Sinograin, the Chinese government's grain reserve corporation, says purchase of rice is about 20 days behind schedule in the northeastern provinces due to the coronavirus epidemic. Sinograin promises to place no limit on buying rice that meets quality standards. Sinograin's Heilongjiang branch says it has opened 12 purchasing points, and others have been directed to reopen soon. The risk of unsold rice molding and sprouting rises as the weather warms, and farmers need cash to plant new crops in the spring.

China's National Administration of Grain and Commodity Reserves issued a notice yesterday extending the season for purchasing rice at minimum prices in northeastern provinces to March 31, 2020 to ensure farmers are able to sell the crop they harvested last fall.
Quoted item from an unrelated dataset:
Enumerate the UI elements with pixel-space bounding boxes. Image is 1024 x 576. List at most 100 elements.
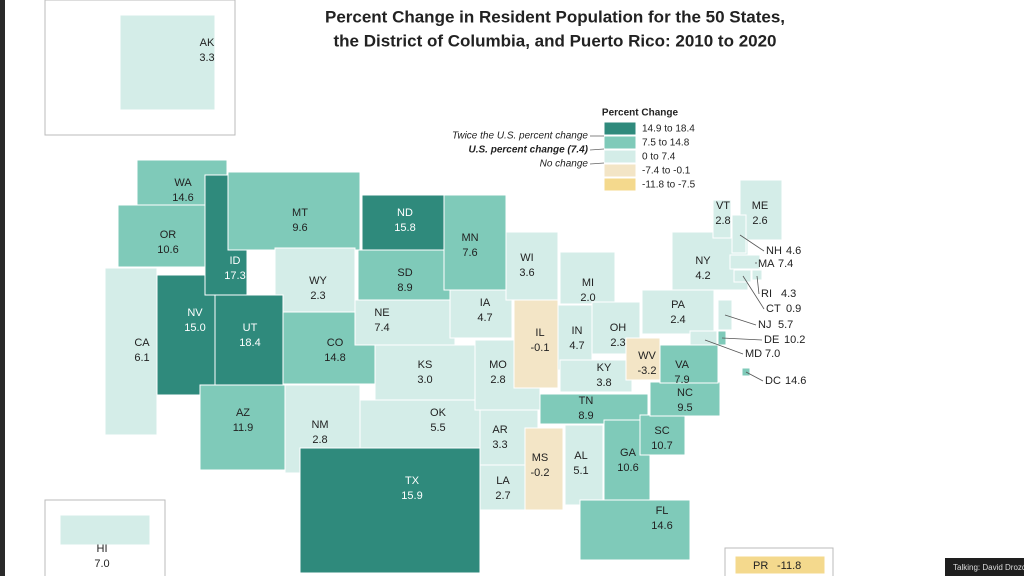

The circular directs Sinograin to play its leading role as the main buyer of rice at minimum prices, improve services to farmers, and ensure there are plenty of purchasing points for rice. The document is also addressed to other state-owned companies who are instructed to act as models in buying rice: COFCO; Supply and Marketing Cooperatives; Dabeihuang and the Heilongjiang State Farm Bureau; and Sinochem, the state-owned chemical and seed giant.

The circular orders provincial and local government officials to take their provincial food security responsibility seriously while also carrying out their coronavirus prevention duties. They are commanded to launch purchases of grain for provincial and local reserves and to stick to the bottom line of ensuring that "farmers who plant grain can sell it." Local authorities are instructed to "support and guide" enterprises to buy grain. Grain must be added to the list of necessities tagged by the State Council for resuming business and production during the coronavirus crisis.

Sinograin says it has launched services to help farmers sell their grain more conveniently and to avoid waiting in long lines of trucks at warehouses. These include sales arrangements between villages and warehouses, a cellphone app farmers can use to make an appointment at the warehouse, and T.V. announcements and text messages that publicize locations of warehouses. A Wechat promo distributes standards for rice color, smell, and brokens to farmers to help them avoid wasted trips hauling rice that fails to meet quality standards. Grain depots have waiting rooms, cafeterias, and offices. Facilities check the temperature of visitors and workers, require masks, and are disinfected (probably to ease farmers' fears of infection from visiting the grain depot).

Neither the notice nor the Sinograin publicity mention that parts of Heilongjiang had an unusually poor-quality rice crop this year, and the region's rice market seized up as local mills purchased cheaper rice from southern provinces.